It’s been a name synonymous with sleek, stylish suits in Saskatoon since 1971.
Now, 46 years later and after many changes to the business landscape, Atch & Co. is closing its doors.
“I thought it was a big change when we got a computer,” Frank Atchison, the owner of Atch & Co., said with a laugh.
“That’s nothing compared to the other changes, and also when you’re 91, it’s kind of time to throw the towel in.”
Throwing in the towel isn’t something Frank Atchison is used to.
He began his career working in clothing stores in Regina, in some cases only making $3 dollars a day, a tough salary to live on as a married man.
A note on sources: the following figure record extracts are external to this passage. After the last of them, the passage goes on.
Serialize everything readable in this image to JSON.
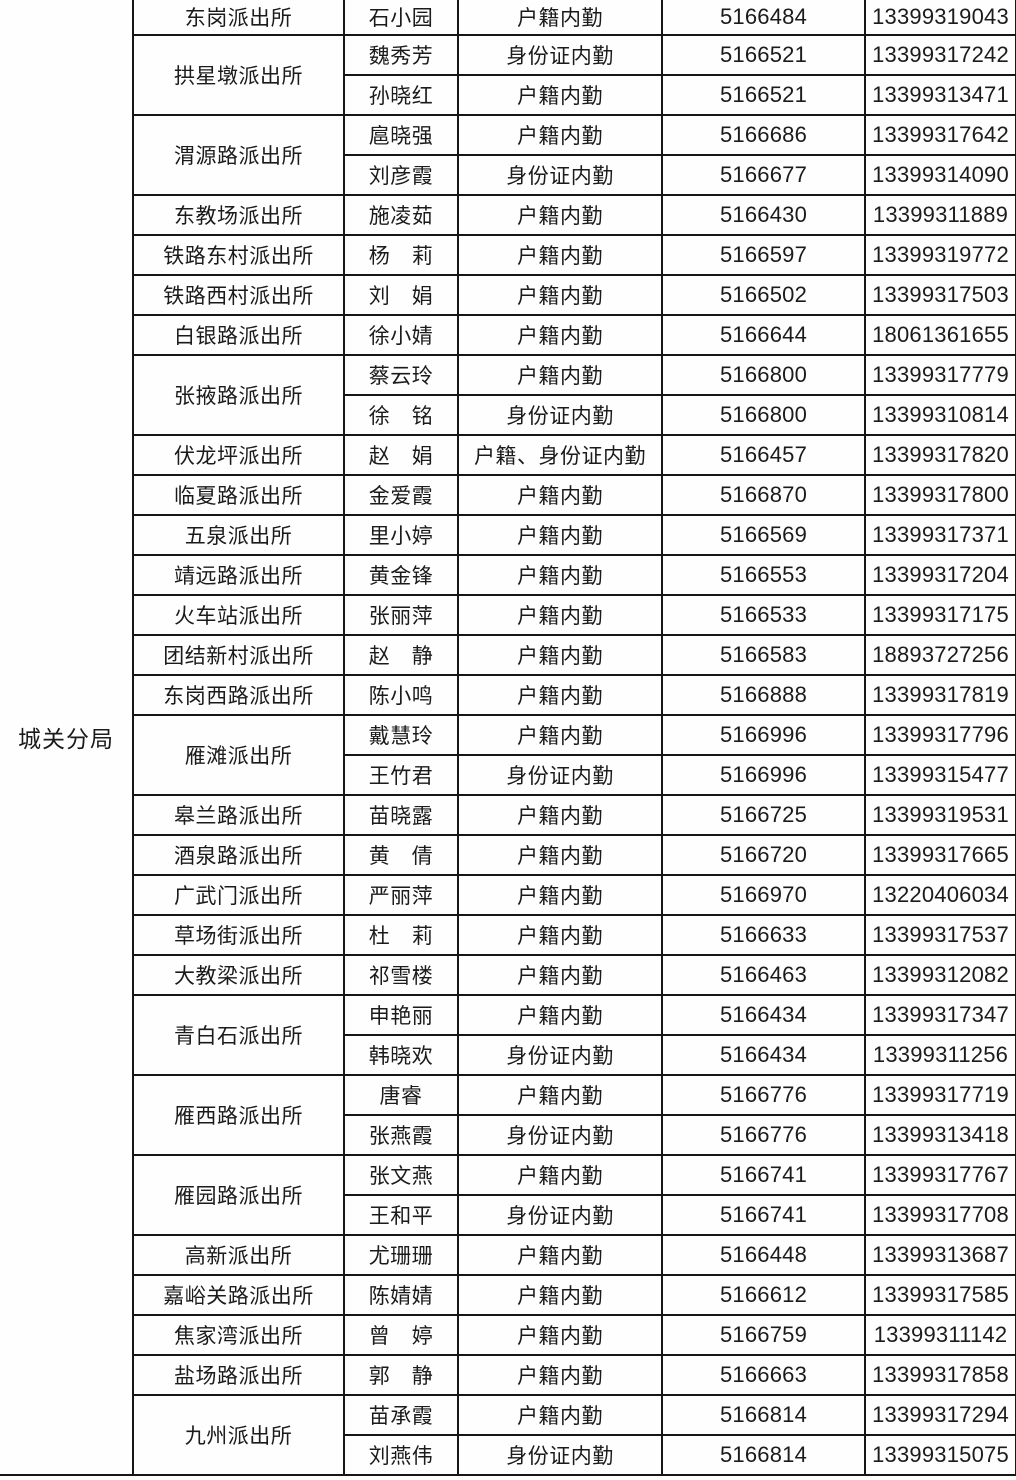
{
  "bureau": {
    "label": "城关分局"
  },
  "marker": {
    "color": "#E0813C"
  },
  "table": {
    "groups": [
      {
        "station": "东岗派出所",
        "people": [
          {
            "name": "石小园",
            "duty": "户籍内勤",
            "phone": "5166484",
            "mobile": "13399319043"
          }
        ]
      },
      {
        "station": "拱星墩派出所",
        "people": [
          {
            "name": "魏秀芳",
            "duty": "身份证内勤",
            "phone": "5166521",
            "mobile": "13399317242"
          },
          {
            "name": "孙晓红",
            "duty": "户籍内勤",
            "phone": "5166521",
            "mobile": "13399313471"
          }
        ]
      },
      {
        "station": "渭源路派出所",
        "people": [
          {
            "name": "扈晓强",
            "duty": "户籍内勤",
            "phone": "5166686",
            "mobile": "13399317642"
          },
          {
            "name": "刘彦霞",
            "duty": "身份证内勤",
            "phone": "5166677",
            "mobile": "13399314090"
          }
        ]
      },
      {
        "station": "东教场派出所",
        "people": [
          {
            "name": "施凌茹",
            "duty": "户籍内勤",
            "phone": "5166430",
            "mobile": "13399311889"
          }
        ]
      },
      {
        "station": "铁路东村派出所",
        "people": [
          {
            "name": "杨　莉",
            "duty": "户籍内勤",
            "phone": "5166597",
            "mobile": "13399319772"
          }
        ]
      },
      {
        "station": "铁路西村派出所",
        "people": [
          {
            "name": "刘　娟",
            "duty": "户籍内勤",
            "phone": "5166502",
            "mobile": "13399317503"
          }
        ]
      },
      {
        "station": "白银路派出所",
        "people": [
          {
            "name": "徐小婧",
            "duty": "户籍内勤",
            "phone": "5166644",
            "mobile": "18061361655"
          }
        ]
      },
      {
        "station": "张掖路派出所",
        "people": [
          {
            "name": "蔡云玲",
            "duty": "户籍内勤",
            "phone": "5166800",
            "mobile": "13399317779"
          },
          {
            "name": "徐　铭",
            "duty": "身份证内勤",
            "phone": "5166800",
            "mobile": "13399310814"
          }
        ]
      },
      {
        "station": "伏龙坪派出所",
        "people": [
          {
            "name": "赵　娟",
            "duty": "户籍、身份证内勤",
            "phone": "5166457",
            "mobile": "13399317820"
          }
        ]
      },
      {
        "station": "临夏路派出所",
        "people": [
          {
            "name": "金爱霞",
            "duty": "户籍内勤",
            "phone": "5166870",
            "mobile": "13399317800"
          }
        ]
      },
      {
        "station": "五泉派出所",
        "people": [
          {
            "name": "里小婷",
            "duty": "户籍内勤",
            "phone": "5166569",
            "mobile": "13399317371"
          }
        ]
      },
      {
        "station": "靖远路派出所",
        "people": [
          {
            "name": "黄金锋",
            "duty": "户籍内勤",
            "phone": "5166553",
            "mobile": "13399317204"
          }
        ]
      },
      {
        "station": "火车站派出所",
        "people": [
          {
            "name": "张丽萍",
            "duty": "户籍内勤",
            "phone": "5166533",
            "mobile": "13399317175"
          }
        ]
      },
      {
        "station": "团结新村派出所",
        "people": [
          {
            "name": "赵　静",
            "duty": "户籍内勤",
            "phone": "5166583",
            "mobile": "18893727256"
          }
        ]
      },
      {
        "station": "东岗西路派出所",
        "people": [
          {
            "name": "陈小鸣",
            "duty": "户籍内勤",
            "phone": "5166888",
            "mobile": "13399317819"
          }
        ]
      },
      {
        "station": "雁滩派出所",
        "people": [
          {
            "name": "戴慧玲",
            "duty": "户籍内勤",
            "phone": "5166996",
            "mobile": "13399317796"
          },
          {
            "name": "王竹君",
            "duty": "身份证内勤",
            "phone": "5166996",
            "mobile": "13399315477"
          }
        ]
      },
      {
        "station": "皋兰路派出所",
        "people": [
          {
            "name": "苗晓露",
            "duty": "户籍内勤",
            "phone": "5166725",
            "mobile": "13399319531"
          }
        ]
      },
      {
        "station": "酒泉路派出所",
        "people": [
          {
            "name": "黄　倩",
            "duty": "户籍内勤",
            "phone": "5166720",
            "mobile": "13399317665"
          }
        ]
      },
      {
        "station": "广武门派出所",
        "people": [
          {
            "name": "严丽萍",
            "duty": "户籍内勤",
            "phone": "5166970",
            "mobile": "13220406034"
          }
        ]
      },
      {
        "station": "草场街派出所",
        "people": [
          {
            "name": "杜　莉",
            "duty": "户籍内勤",
            "phone": "5166633",
            "mobile": "13399317537"
          }
        ]
      },
      {
        "station": "大教梁派出所",
        "people": [
          {
            "name": "祁雪楼",
            "duty": "户籍内勤",
            "phone": "5166463",
            "mobile": "13399312082"
          }
        ]
      },
      {
        "station": "青白石派出所",
        "people": [
          {
            "name": "申艳丽",
            "duty": "户籍内勤",
            "phone": "5166434",
            "mobile": "13399317347"
          },
          {
            "name": "韩晓欢",
            "duty": "身份证内勤",
            "phone": "5166434",
            "mobile": "13399311256"
          }
        ]
      },
      {
        "station": "雁西路派出所",
        "people": [
          {
            "name": "唐睿",
            "duty": "户籍内勤",
            "phone": "5166776",
            "mobile": "13399317719"
          },
          {
            "name": "张燕霞",
            "duty": "身份证内勤",
            "phone": "5166776",
            "mobile": "13399313418"
          }
        ]
      },
      {
        "station": "雁园路派出所",
        "people": [
          {
            "name": "张文燕",
            "duty": "户籍内勤",
            "phone": "5166741",
            "mobile": "13399317767"
          },
          {
            "name": "王和平",
            "duty": "身份证内勤",
            "phone": "5166741",
            "mobile": "13399317708"
          }
        ]
      },
      {
        "station": "高新派出所",
        "people": [
          {
            "name": "尤珊珊",
            "duty": "户籍内勤",
            "phone": "5166448",
            "mobile": "13399313687"
          }
        ]
      },
      {
        "station": "嘉峪关路派出所",
        "people": [
          {
            "name": "陈婧婧",
            "duty": "户籍内勤",
            "phone": "5166612",
            "mobile": "13399317585"
          }
        ]
      },
      {
        "station": "焦家湾派出所",
        "people": [
          {
            "name": "曾　婷",
            "duty": "户籍内勤",
            "phone": "5166759",
            "mobile": "13399311142"
          }
        ]
      },
      {
        "station": "盐场路派出所",
        "people": [
          {
            "name": "郭　静",
            "duty": "户籍内勤",
            "phone": "5166663",
            "mobile": "13399317858"
          }
        ]
      },
      {
        "station": "九州派出所",
        "people": [
          {
            "name": "苗承霞",
            "duty": "户籍内勤",
            "phone": "5166814",
            "mobile": "13399317294"
          },
          {
            "name": "刘燕伟",
            "duty": "身份证内勤",
            "phone": "5166814",
            "mobile": "13399315075"
          }
        ]
      }
    ]
  }
}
He later left the stores for a career on the railroad, which took him across Saskatchewan; he even had a brief stint in the army during those years.
Atchison then began opening his own stores across the province, in Saskatoon and a clothing store in North Battleford.
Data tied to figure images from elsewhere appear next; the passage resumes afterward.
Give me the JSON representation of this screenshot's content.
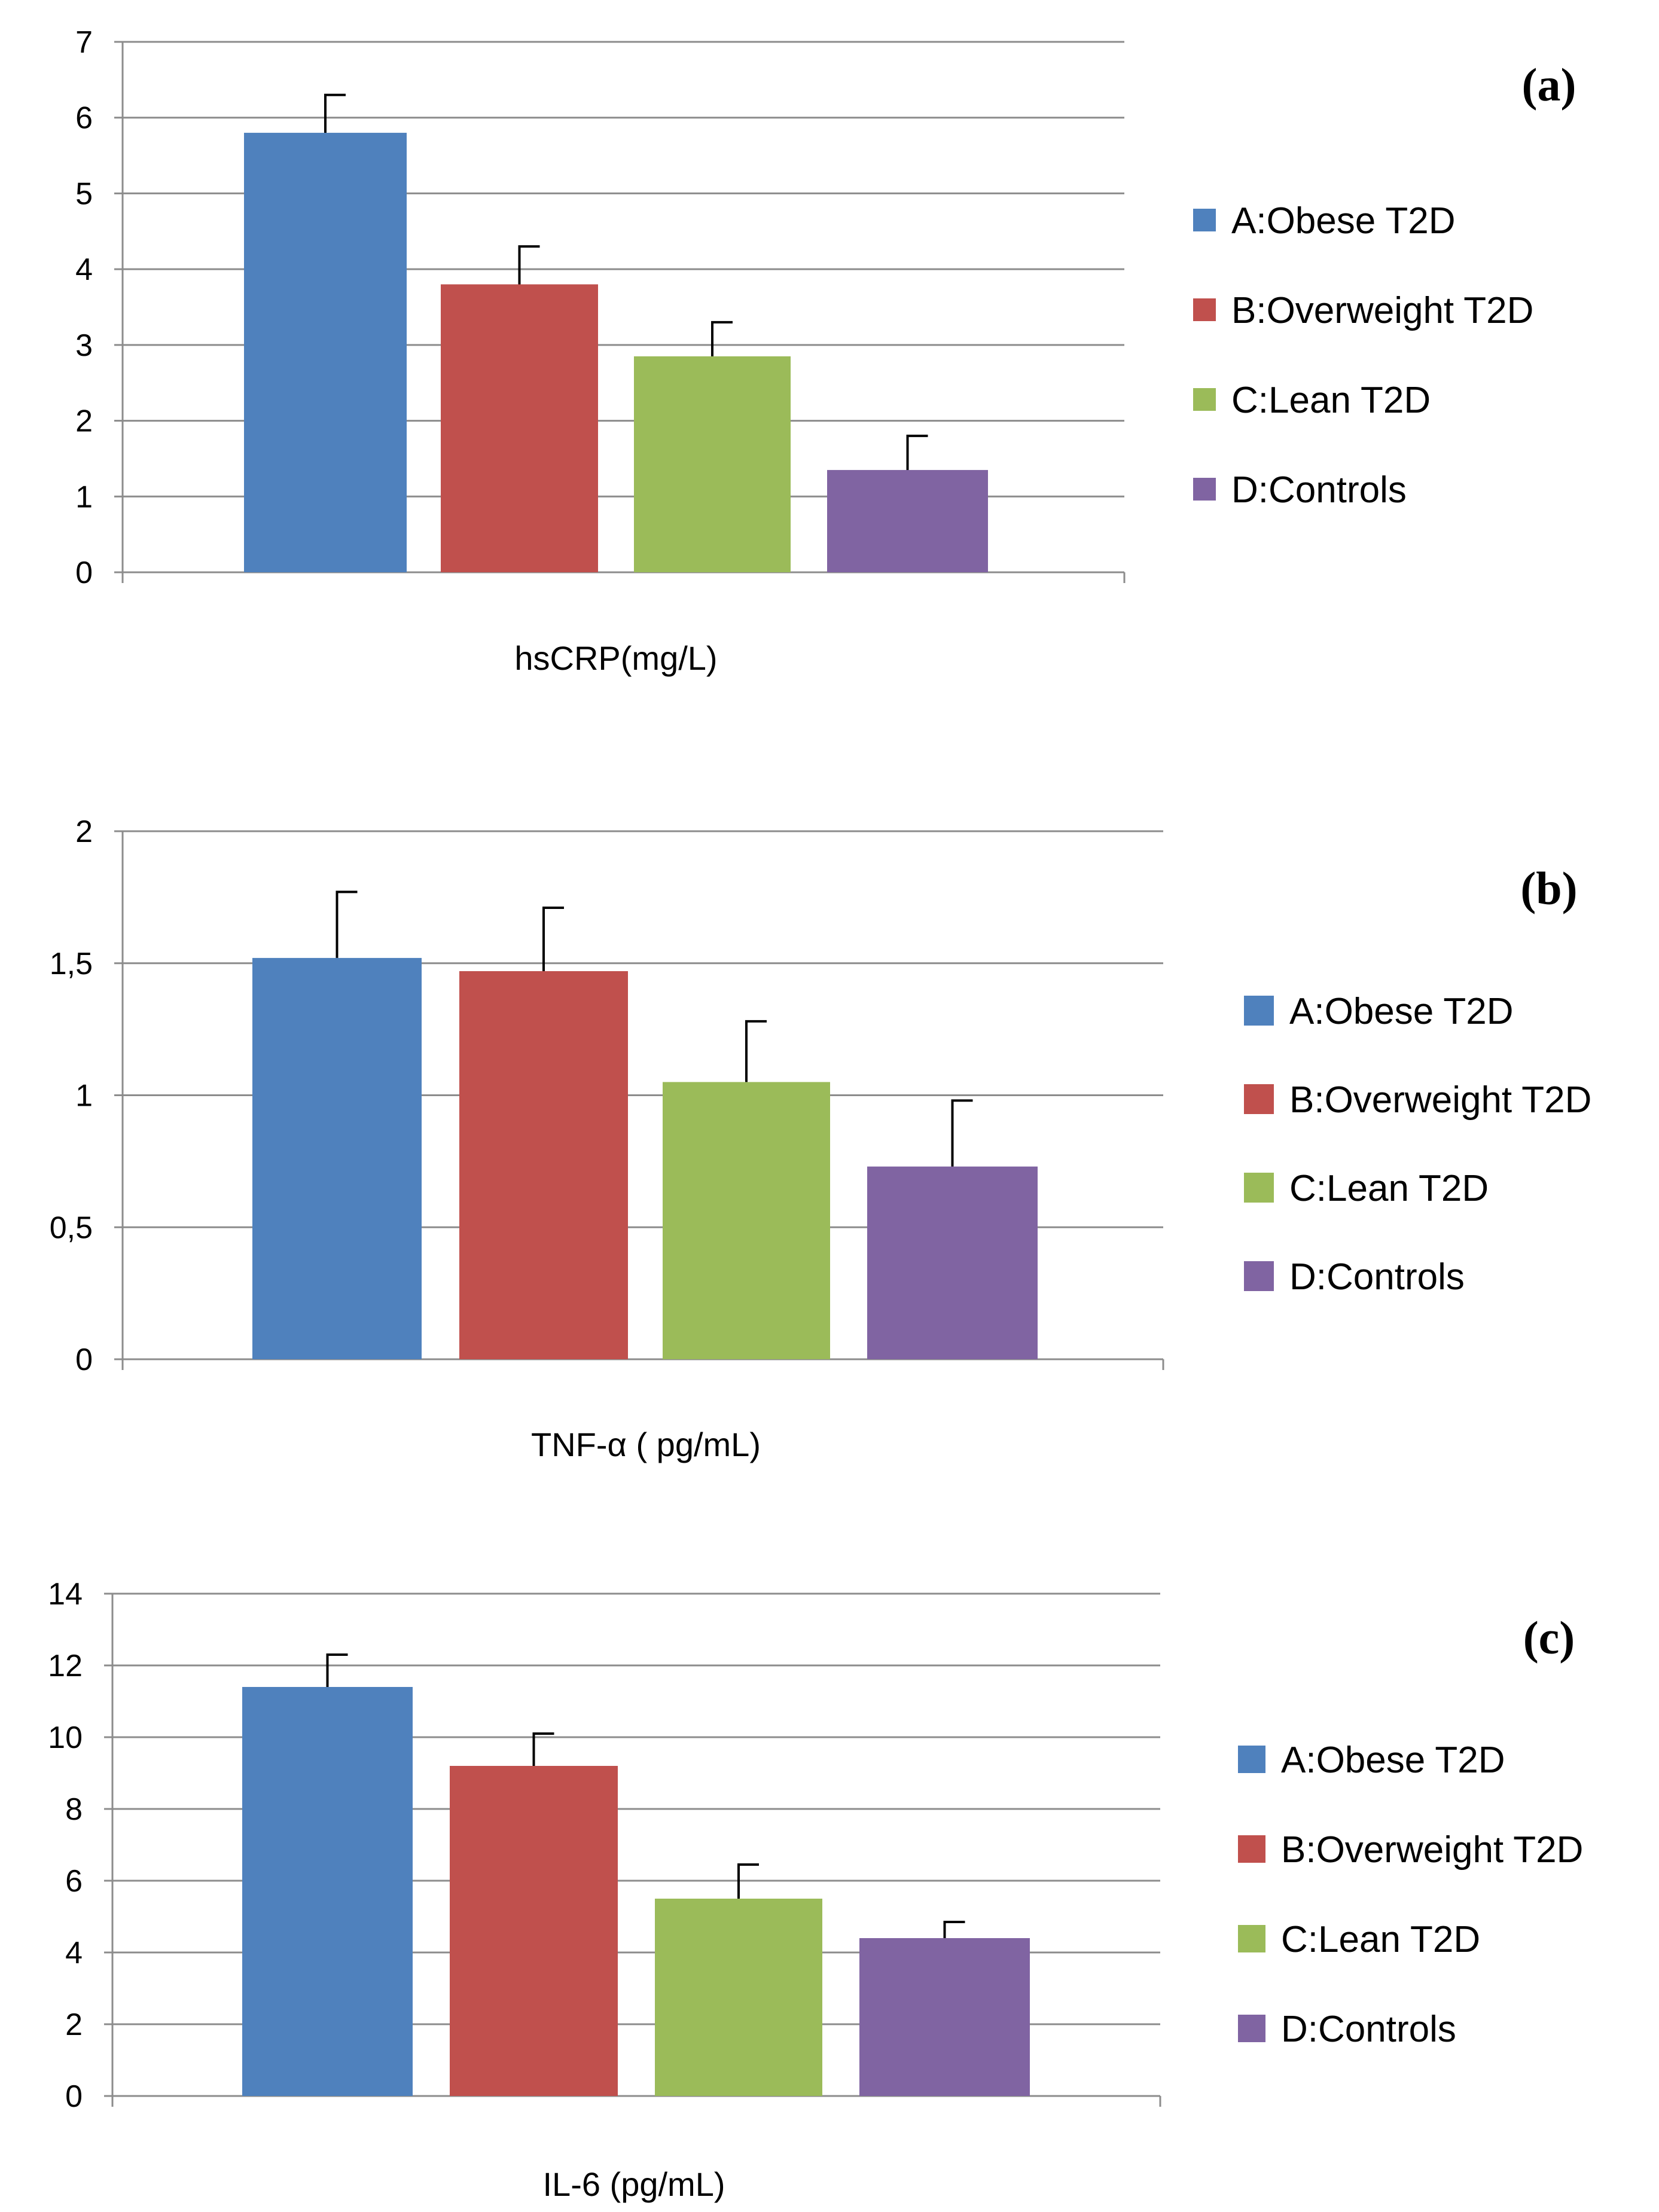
{
  "chart_data": [
    {
      "type": "bar",
      "panel_label": "(a)",
      "xlabel": "hsCRP(mg/L)",
      "ylim": [
        0,
        7
      ],
      "yticks": [
        "0",
        "1",
        "2",
        "3",
        "4",
        "5",
        "6",
        "7"
      ],
      "grid": true,
      "legend_position": "right",
      "series": [
        {
          "name": "A:Obese T2D",
          "value": 5.8,
          "error": 0.5,
          "color": "#4f81bd"
        },
        {
          "name": "B:Overweight T2D",
          "value": 3.8,
          "error": 0.5,
          "color": "#c0504d"
        },
        {
          "name": "C:Lean T2D",
          "value": 2.85,
          "error": 0.45,
          "color": "#9bbb59"
        },
        {
          "name": "D:Controls",
          "value": 1.35,
          "error": 0.45,
          "color": "#8064a2"
        }
      ]
    },
    {
      "type": "bar",
      "panel_label": "(b)",
      "xlabel": "TNF-α ( pg/mL)",
      "ylim": [
        0,
        2
      ],
      "yticks": [
        "0",
        "0,5",
        "1",
        "1,5",
        "2"
      ],
      "grid": true,
      "legend_position": "right",
      "series": [
        {
          "name": "A:Obese T2D",
          "value": 1.52,
          "error": 0.25,
          "color": "#4f81bd"
        },
        {
          "name": "B:Overweight T2D",
          "value": 1.47,
          "error": 0.24,
          "color": "#c0504d"
        },
        {
          "name": "C:Lean T2D",
          "value": 1.05,
          "error": 0.23,
          "color": "#9bbb59"
        },
        {
          "name": "D:Controls",
          "value": 0.73,
          "error": 0.25,
          "color": "#8064a2"
        }
      ]
    },
    {
      "type": "bar",
      "panel_label": "(c)",
      "xlabel": "IL-6 (pg/mL)",
      "ylim": [
        0,
        14
      ],
      "yticks": [
        "0",
        "2",
        "4",
        "6",
        "8",
        "10",
        "12",
        "14"
      ],
      "grid": true,
      "legend_position": "right",
      "series": [
        {
          "name": "A:Obese T2D",
          "value": 11.4,
          "error": 0.9,
          "color": "#4f81bd"
        },
        {
          "name": "B:Overweight T2D",
          "value": 9.2,
          "error": 0.9,
          "color": "#c0504d"
        },
        {
          "name": "C:Lean T2D",
          "value": 5.5,
          "error": 0.95,
          "color": "#9bbb59"
        },
        {
          "name": "D:Controls",
          "value": 4.4,
          "error": 0.45,
          "color": "#8064a2"
        }
      ]
    }
  ]
}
“We had seven operations going,” Atchison remembers. “We also had a tuxedo operation and a limousine operation; so we were a pretty busy family.”
But after many years, family members moving out of province, and even a son pursuing a career in politics – who eventually became the mayor of Saskatoon for 13 years – forced Atchison to downsize to the one downtown Saskatoon location that still stands today.
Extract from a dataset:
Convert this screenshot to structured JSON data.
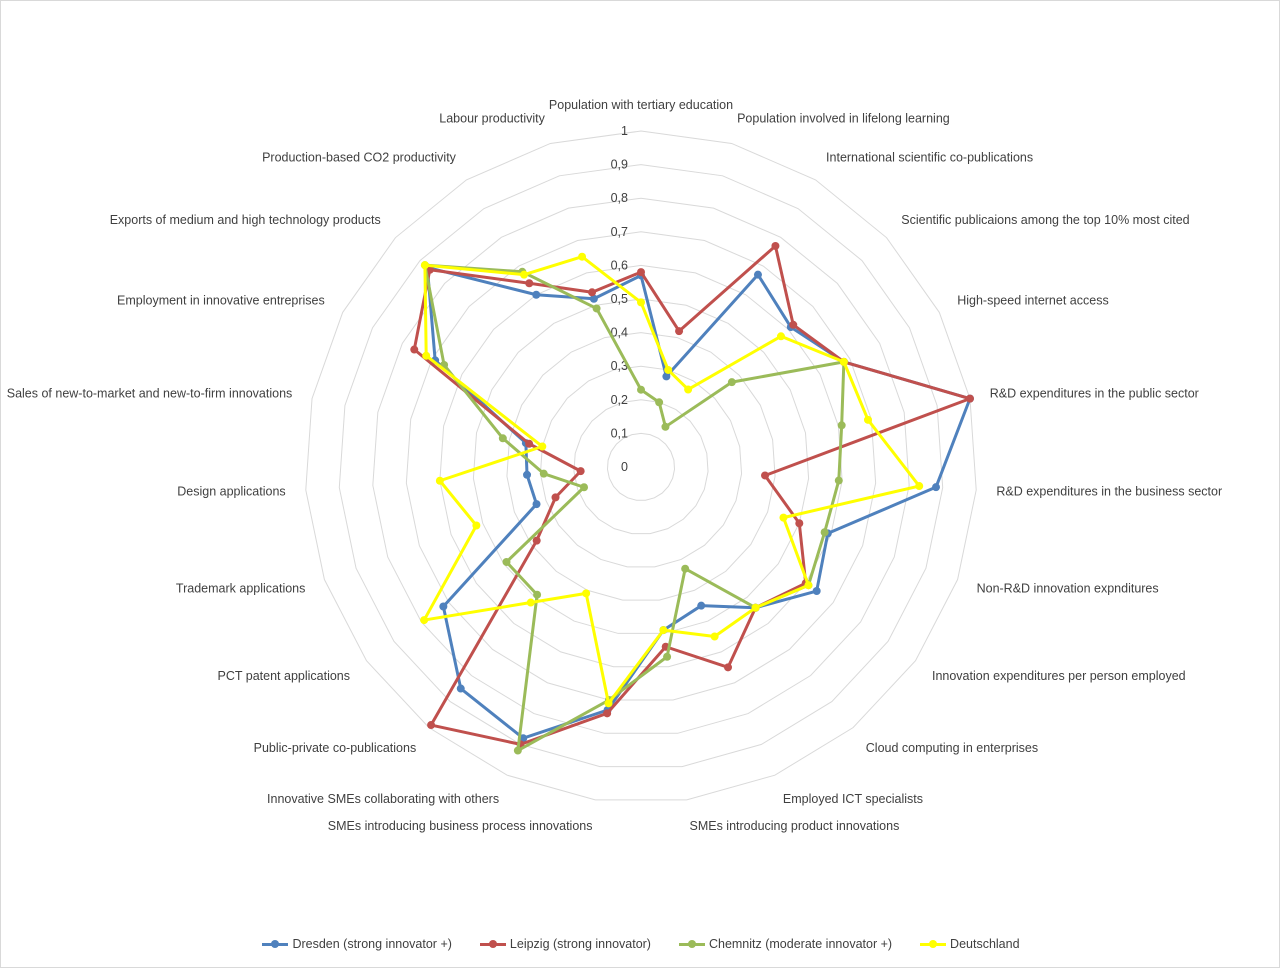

“Downtown is made up of people and Frank has been a fixture downtown for many years,” Brent Penner, the executive director of DTN YXE, said.
Penner believes the move will be a tough change, but that Atchison has had a positive influence on the downtown community.
“He has sold many suits, ties and shirts to many generations of Saskatoon people, I’ve bought suits from there, my son was in there a couple of weeks ago and bought a suit.”
What Atchison will miss the most?
“I’ll miss the people coming in, there’s a lot of joking around and we had lots of fun.”
He added he will also miss the store’s weekly coffee meetings.
“We all get together, tell a few stories, they might not all be true but there’s stories,” he said with a chuckle.
With many friends still in the business like Elwood Flynn and Gord Burgess, Atchison’s message to his customers is simple.
“I’m an independent, I like to support independents and I would sure like to see the people carry on,” Atchison said.
“We still got a few independents that I would like to see the public support.”
Atchison says he has no concrete plans for retirement just yet, but he has some ideas.
“I’ve been with the Shriners for many years and it’s something I really believe in. I think I’ll put in my time doing that, and the rest of the time just loafing around,” Atchison said.
Atch & Co. will be closing its doors by Sept. 1.